DIY Chapstick

I don't really use chapstick much.  When we were in Glacier in the wind and sun all day for a week I did.   Sometimes in the depth of winter when the air is so dry I do, but I wouldn't say it is an item which I use on a weekly--let alone daily--basis.  My lips just seem to maintain a good moisture on their own barring extreme circumstances.   I actually think its one of those things that once you start using you're hooked.  But, that's just me.  Matt, on the other hand, is a daily chapstick user.  He is, in general, bothered more by dry, chapped skin than I am.  In winter his hands and nose regularly crack and split.  His lips can often get all red and sore looking.  Makes me feel lucky that I don't have those moisture issues to contend with.

When we were in Glacier Matt chapstick tube ran empty and so he commandeered mine since its not like I use it all that much anyways.  In doing so we realized that I had been using the same tube for more than nine months!  Given that its a little .15 ounce tube I thought that was quite a long time.  And so while we were out in the woods, far from home, I decided that when I got back I was going to learn how to make my own chapstick.   I'd been saving Matt's empty tubes and thought I finally had enough to make a batch.  And so I did.

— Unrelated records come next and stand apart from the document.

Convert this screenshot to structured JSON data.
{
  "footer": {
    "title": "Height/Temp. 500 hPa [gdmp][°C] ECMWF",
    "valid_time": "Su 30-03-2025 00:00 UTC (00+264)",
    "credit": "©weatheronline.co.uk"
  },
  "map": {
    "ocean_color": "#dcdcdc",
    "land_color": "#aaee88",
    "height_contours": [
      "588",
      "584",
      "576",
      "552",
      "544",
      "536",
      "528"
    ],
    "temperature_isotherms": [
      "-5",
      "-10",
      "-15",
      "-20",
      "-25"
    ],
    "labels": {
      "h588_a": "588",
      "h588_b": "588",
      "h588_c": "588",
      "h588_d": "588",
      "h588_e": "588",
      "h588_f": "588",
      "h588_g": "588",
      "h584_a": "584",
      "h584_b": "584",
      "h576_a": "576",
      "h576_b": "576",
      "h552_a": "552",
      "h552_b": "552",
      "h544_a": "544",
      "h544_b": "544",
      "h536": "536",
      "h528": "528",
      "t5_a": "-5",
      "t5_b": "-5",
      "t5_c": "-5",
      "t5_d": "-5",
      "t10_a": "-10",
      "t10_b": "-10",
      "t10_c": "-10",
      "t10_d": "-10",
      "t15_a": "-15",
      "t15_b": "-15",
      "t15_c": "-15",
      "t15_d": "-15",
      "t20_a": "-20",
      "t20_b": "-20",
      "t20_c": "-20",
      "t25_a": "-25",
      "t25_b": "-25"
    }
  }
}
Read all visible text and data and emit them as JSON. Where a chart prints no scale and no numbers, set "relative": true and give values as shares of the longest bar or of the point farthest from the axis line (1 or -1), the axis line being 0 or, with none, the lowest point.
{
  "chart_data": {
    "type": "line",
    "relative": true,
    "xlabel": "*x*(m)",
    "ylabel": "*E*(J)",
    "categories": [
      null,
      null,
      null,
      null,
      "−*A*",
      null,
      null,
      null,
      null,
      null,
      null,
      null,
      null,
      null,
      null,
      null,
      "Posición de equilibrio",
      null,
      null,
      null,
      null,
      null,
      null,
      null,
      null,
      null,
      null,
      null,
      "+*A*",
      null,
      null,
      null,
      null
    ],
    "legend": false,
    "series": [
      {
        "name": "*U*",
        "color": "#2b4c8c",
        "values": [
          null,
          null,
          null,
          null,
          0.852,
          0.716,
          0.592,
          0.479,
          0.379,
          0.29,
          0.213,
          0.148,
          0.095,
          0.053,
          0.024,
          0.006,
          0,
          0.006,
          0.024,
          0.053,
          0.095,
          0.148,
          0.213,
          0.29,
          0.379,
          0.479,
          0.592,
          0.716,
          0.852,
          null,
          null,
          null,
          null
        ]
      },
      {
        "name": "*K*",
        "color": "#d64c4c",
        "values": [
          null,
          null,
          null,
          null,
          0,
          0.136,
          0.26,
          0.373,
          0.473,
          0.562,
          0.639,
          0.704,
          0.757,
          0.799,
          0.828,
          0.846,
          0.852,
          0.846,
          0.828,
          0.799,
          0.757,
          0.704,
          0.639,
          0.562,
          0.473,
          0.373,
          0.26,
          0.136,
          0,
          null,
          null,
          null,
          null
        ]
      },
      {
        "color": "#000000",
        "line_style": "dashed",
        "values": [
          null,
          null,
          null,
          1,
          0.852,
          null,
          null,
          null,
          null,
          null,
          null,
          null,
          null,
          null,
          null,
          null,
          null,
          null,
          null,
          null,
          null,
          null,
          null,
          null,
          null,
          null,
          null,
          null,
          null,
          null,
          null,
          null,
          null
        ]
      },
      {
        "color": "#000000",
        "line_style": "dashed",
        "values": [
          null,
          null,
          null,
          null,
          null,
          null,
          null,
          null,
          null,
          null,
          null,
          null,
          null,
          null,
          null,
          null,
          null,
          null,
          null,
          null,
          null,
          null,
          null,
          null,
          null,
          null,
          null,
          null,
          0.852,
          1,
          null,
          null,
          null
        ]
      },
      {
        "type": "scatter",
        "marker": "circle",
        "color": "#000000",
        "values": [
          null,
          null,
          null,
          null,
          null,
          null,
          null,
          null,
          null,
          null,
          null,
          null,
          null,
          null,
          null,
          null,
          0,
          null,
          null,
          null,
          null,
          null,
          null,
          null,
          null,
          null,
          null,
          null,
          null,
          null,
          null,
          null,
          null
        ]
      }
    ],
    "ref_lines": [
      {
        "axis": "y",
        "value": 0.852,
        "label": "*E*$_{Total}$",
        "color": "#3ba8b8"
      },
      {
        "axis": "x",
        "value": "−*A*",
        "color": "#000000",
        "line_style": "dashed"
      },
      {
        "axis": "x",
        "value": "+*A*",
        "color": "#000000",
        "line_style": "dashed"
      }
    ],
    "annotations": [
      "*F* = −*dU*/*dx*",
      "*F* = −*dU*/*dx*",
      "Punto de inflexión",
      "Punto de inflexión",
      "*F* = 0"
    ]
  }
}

I'd read about it in the book, Making It: Radical Home Ec for a Post-Consumer World.  This is a totally awesome book, by the way, just in case you haven't checked out a copy.  Its got homemade projects from DIY "Altoids" and condiments to bar soap and salves to building a compost bin from shipping pallets (which my sister, Lisa, did after she checked out the book) and building a chicken coop to making your own vinegar or solar cooker.  Its got a little something for every level of make-it-yourselfer.  I highly, highly recommend it.  Plus, Eric and Kelly are hilarious.  Theirs was one of the first blogs I ever started to read.

The chapstick recipe, if you want to call it that, is so darn simple I can't believe I've had the book this long and never tried it before.  Its just a teeny-tiny bit of bee's wax (1.5 tsp) and olive oil (2 T), heated through, and poured into containers.

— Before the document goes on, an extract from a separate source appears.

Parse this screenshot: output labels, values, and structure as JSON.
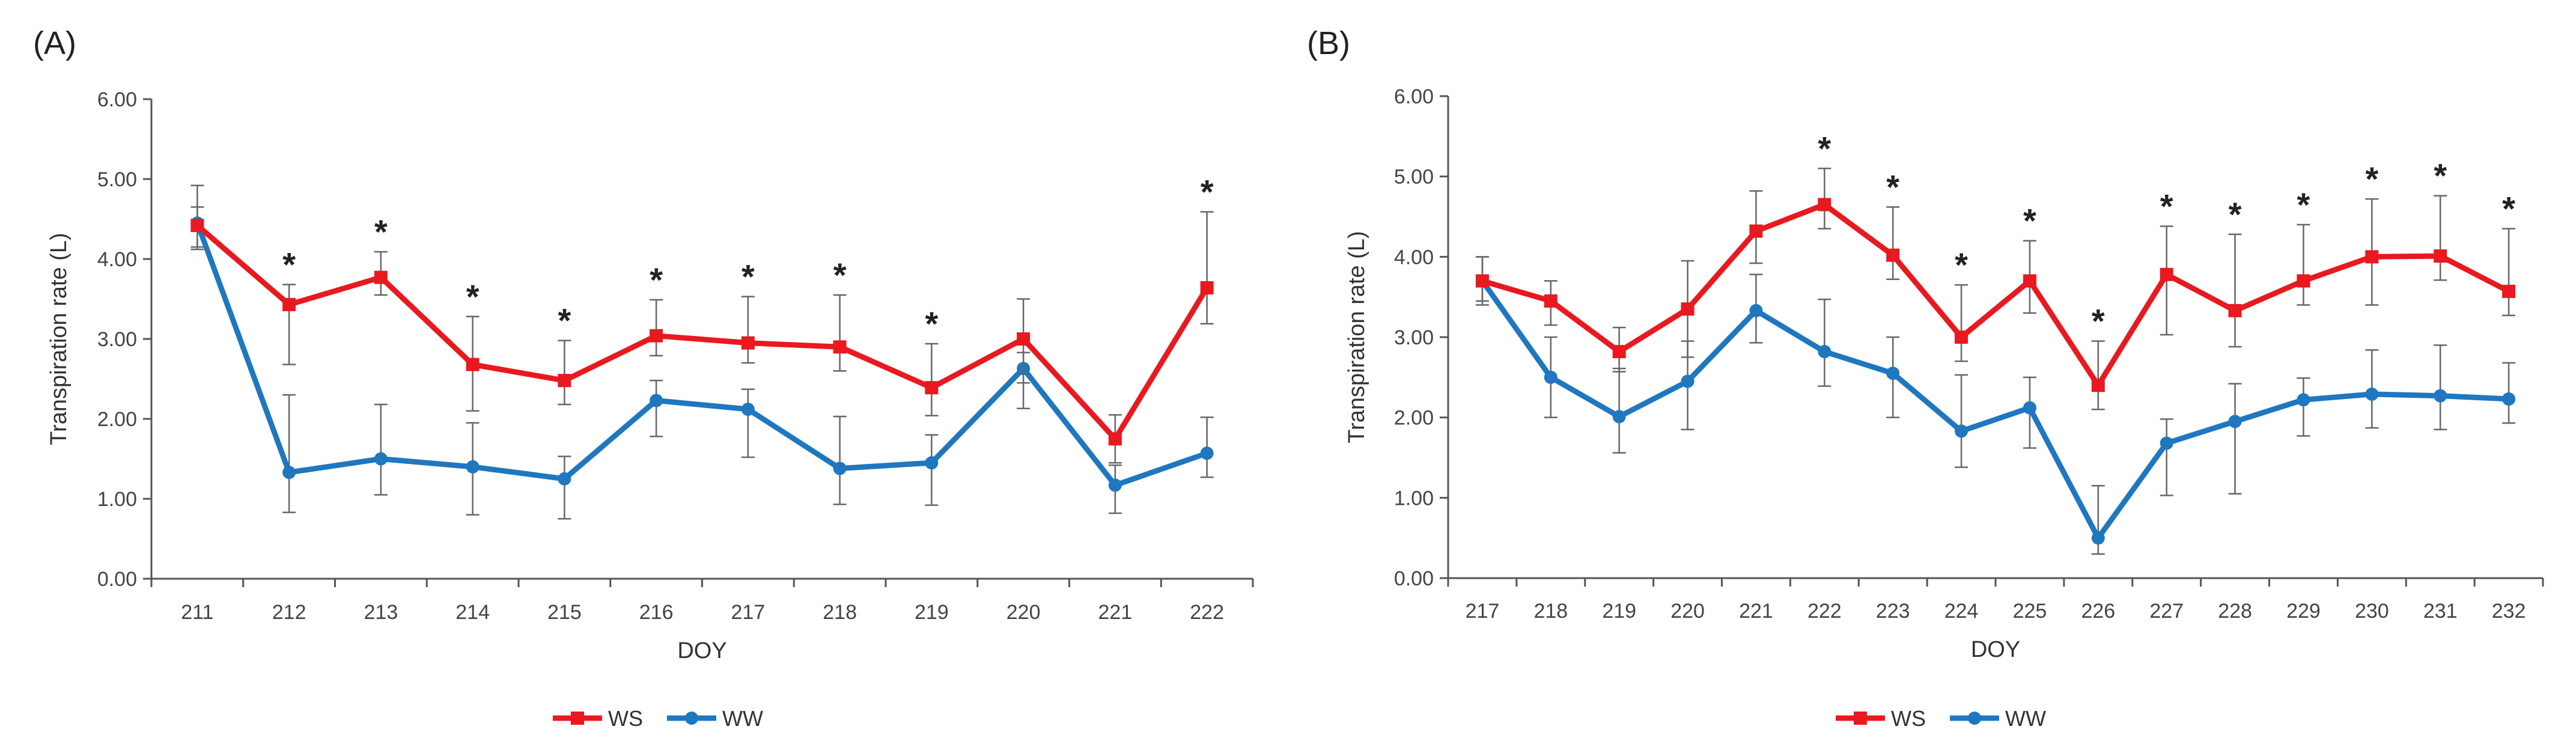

I bought a small chunk of bee's wax from a local apiary.  The olive oil is decidedly not local, but oh well, neither were the oils in our store bought chapsticks.  I am super keen on the idea of reusing chapstick containers instead of pitching them every time.  The bee's wax cost $3 and will be enough to make more batches than I can even imagine--I filled 7+ tubes with only 1 1/2 teaspoons worth of wax.  Since a tube of chapstick (that doesn't contain petroleum and other stuff I don't want to rub into my skin) can cost that much for one single tube this seems like a really good money saving venture--particularly given Matt's affinity for his chapstick.

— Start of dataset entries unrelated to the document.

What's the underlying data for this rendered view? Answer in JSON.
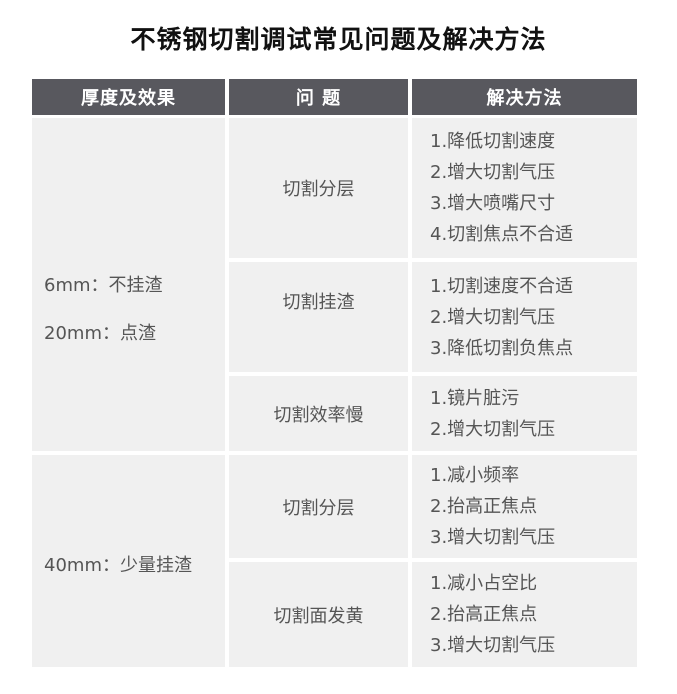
{
  "title": "不锈钢切割调试常见问题及解决方法",
  "headers": [
    "厚度及效果",
    "问 题",
    "解决方法"
  ],
  "groups": [
    {
      "thickness": [
        "6mm：不挂渣",
        "20mm：点渣"
      ],
      "rows": [
        {
          "problem": "切割分层",
          "solutions": [
            "1.降低切割速度",
            "2.增大切割气压",
            "3.增大喷嘴尺寸",
            "4.切割焦点不合适"
          ]
        },
        {
          "problem": "切割挂渣",
          "solutions": [
            "1.切割速度不合适",
            "2.增大切割气压",
            "3.降低切割负焦点"
          ]
        },
        {
          "problem": "切割效率慢",
          "solutions": [
            "1.镜片脏污",
            "2.增大切割气压"
          ]
        }
      ]
    },
    {
      "thickness": [
        "40mm：少量挂渣"
      ],
      "rows": [
        {
          "problem": "切割分层",
          "solutions": [
            "1.减小频率",
            "2.抬高正焦点",
            "3.增大切割气压"
          ]
        },
        {
          "problem": "切割面发黄",
          "solutions": [
            "1.减小占空比",
            "2.抬高正焦点",
            "3.增大切割气压"
          ]
        }
      ]
    }
  ],
  "colors": {
    "header_bg": "#58585e",
    "cell_bg": "#f0f0f0"
  }
}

So far the stuff has really held up, too.  We had it packed in a 100+ degrees F car for several days while camping and it never remelted--Matt's biggest concern.  It stayed firm and usable throughout the trip.  It has a nice, smooth texture without feeling oily.  It is not nearly so olive green as I feared it might be (we have an olive oil based soap right now the green color of which I find sort of off-putting.)  I like that it has no added scent or flavor, thought I might play around with that at some point.  I can see endless variations being possible.

Yay for radical home-ec!


  1. I made a batch of home made chapstick using much this same recipe, except I believe I used soy wax instead of bee's wax, and added essential oils so it would smell yummy. I remember it being very good, but can't for the life of me remember where I found the recipe...

    1. I think I will try some oils next time--namely peppermint which has always been my favorite chapstick "flavor."

  2. Nice! I'm not quite a daily user, but it's pretty rare that I don't have a tube in my pocket. Might have to try your recipe and see. Not so much to save money, but to keep it natural and.reuse the old containers like you said.

    1. I shall have to give you a tube at Christmas to try!